Robertowi Radwańskiemu trzeba oddać jedno. To on stoi za tym, że jego córki są dzisiaj w czołówce najlepszych tenisistek na świecie. Agnieszka zajmuje 4. miejsce, a Urszula - 36. Dwa lata temu starsza córka zdecydowała się jednak zwolnić ojca. Zobacz: Radwańska ZWOLNIŁA OJCA! "Nie umie oddzielić roli rodzica od szkoleniowca!"
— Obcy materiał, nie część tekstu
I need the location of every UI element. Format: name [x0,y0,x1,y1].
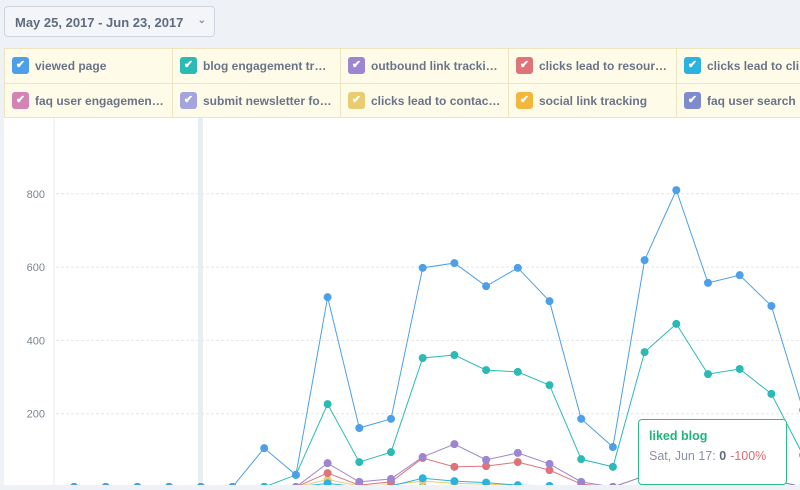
chart-tooltip: liked blog Sat, Jun 17: 0 -100% [638,419,787,485]
checkbox-checked-icon[interactable]: ✔ [684,92,701,109]
data-point [545,381,554,390]
data-point [387,474,395,483]
legend-label: blog engagement tr… [203,59,327,73]
data-point [608,462,617,471]
legend-item[interactable]: ✔ faq user search [677,84,800,119]
data-point [482,462,491,471]
data-point [418,263,427,272]
data-point [355,423,364,432]
legend-label: viewed page [35,59,107,73]
date-range-label: May 25, 2017 - Jun 23, 2017 [15,15,184,30]
legend-item[interactable]: ✔ outbound link tracki… [341,49,509,84]
data-point [577,414,586,423]
checkbox-checked-icon[interactable]: ✔ [516,92,533,109]
data-point [704,370,712,379]
data-point [482,366,491,375]
data-point [767,301,776,310]
data-point [513,481,522,490]
legend-label: faq user engagemen… [35,94,164,108]
data-point [355,458,364,467]
hover-band [198,118,203,485]
chevron-down-icon: ⌄ [197,15,206,26]
data-point [450,462,459,471]
legend-item[interactable]: ✔ social link tracking [509,84,677,119]
legend-item[interactable]: ✔ viewed page [5,49,173,84]
checkbox-checked-icon[interactable]: ✔ [12,57,29,74]
y-tick-label: 200 [27,409,45,421]
data-point [545,297,554,306]
legend-label: faq user search [707,94,796,108]
legend-item[interactable]: ✔ blog engagement tr… [173,49,341,84]
data-point [608,443,617,452]
data-point [767,389,776,398]
data-point [577,455,586,464]
data-point [672,186,681,195]
checkbox-checked-icon[interactable]: ✔ [12,92,29,109]
legend-label: clicks lead to cli [707,59,800,73]
data-point [482,478,491,487]
tooltip-date: Sat, Jun 17: [649,449,716,463]
legend-item[interactable]: ✔ clicks lead to resour… [509,49,677,84]
data-point [418,353,427,362]
data-point [513,263,522,272]
data-point [704,278,712,287]
data-point [323,469,332,478]
legend-item[interactable]: ✔ submit newsletter fo… [173,84,341,119]
data-point [640,256,649,265]
checkbox-checked-icon[interactable]: ✔ [684,57,701,74]
data-point [735,271,744,280]
data-point [482,455,491,464]
y-tick-label: 800 [27,189,45,201]
data-point [450,477,459,486]
legend-item[interactable]: ✔ faq user engagemen… [5,84,173,119]
data-point [545,459,554,468]
legend-item[interactable]: ✔ clicks lead to cli [677,49,800,84]
legend-label: clicks lead to contac… [371,94,501,108]
tooltip-change: -100% [730,449,767,463]
data-point [513,448,522,457]
y-tick-label: 600 [27,262,45,274]
data-point [387,414,395,423]
data-point [450,351,459,360]
data-point [323,400,332,409]
data-point [323,293,332,302]
data-point [355,477,364,486]
data-point [450,259,459,268]
data-point [323,459,332,468]
y-tick-label: 400 [27,335,45,347]
checkbox-checked-icon[interactable]: ✔ [180,57,197,74]
data-point [418,452,427,461]
series-legend: ✔ viewed page ✔ blog engagement tr… ✔ outboun… [4,48,800,119]
data-point [513,367,522,376]
tooltip-value: 0 [719,449,727,463]
checkbox-checked-icon[interactable]: ✔ [348,57,365,74]
data-point [513,458,522,467]
checkbox-checked-icon[interactable]: ✔ [348,92,365,109]
legend-label: social link tracking [539,94,648,108]
legend-item[interactable]: ✔ clicks lead to contac… [341,84,509,119]
legend-label: clicks lead to resour… [539,59,668,73]
data-point [640,348,649,357]
data-point [482,282,491,291]
date-range-picker[interactable]: May 25, 2017 - Jun 23, 2017 ⌄ [4,6,215,37]
legend-label: outbound link tracki… [371,59,498,73]
data-point [260,444,269,453]
data-point [418,474,427,483]
data-point [735,364,744,373]
data-point [545,466,554,475]
data-point [291,470,300,479]
data-point [387,448,395,457]
data-point [672,319,681,328]
data-point [450,440,459,449]
checkbox-checked-icon[interactable]: ✔ [516,57,533,74]
data-point [577,477,586,486]
checkbox-checked-icon[interactable]: ✔ [180,92,197,109]
legend-label: submit newsletter fo… [203,94,332,108]
tooltip-title: liked blog [649,429,708,443]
Radwański postanowił publicznie ponarzekać na córki. W Gazecie Wyborczej twierdzi, że wpadły w nieciekawe towarzystwo i odbija się to na ich wynikach w turniejach.
Córki nie są jeszcze dojrzałe, moją rolą jest odgrodzenie ich od złych ludzi. Muszą się jednak sparzyć, wtedy same szybciej dostrzegą problem. Mimo wszystko z pomocą rodziców mogą uniknąć kilku błędów - mówi. One wpadły w tzw. towarzystwo. To typowy salon, w którym nie ma sufitu ani podłogi. Zupełny brak zasad. Poza jedną, wiadomo jaką. Niektórzy przy córkach widzą tylko pieniądze i aż przebierają nogami.
Starałem się zawsze chronić je przed takimi macherami. Ale gdy tylko odwróciły głowę od ojca, pojawili się ludzie, którzy próbują zarobić na ich grze. Chcę jednak córkom otworzyć oczy.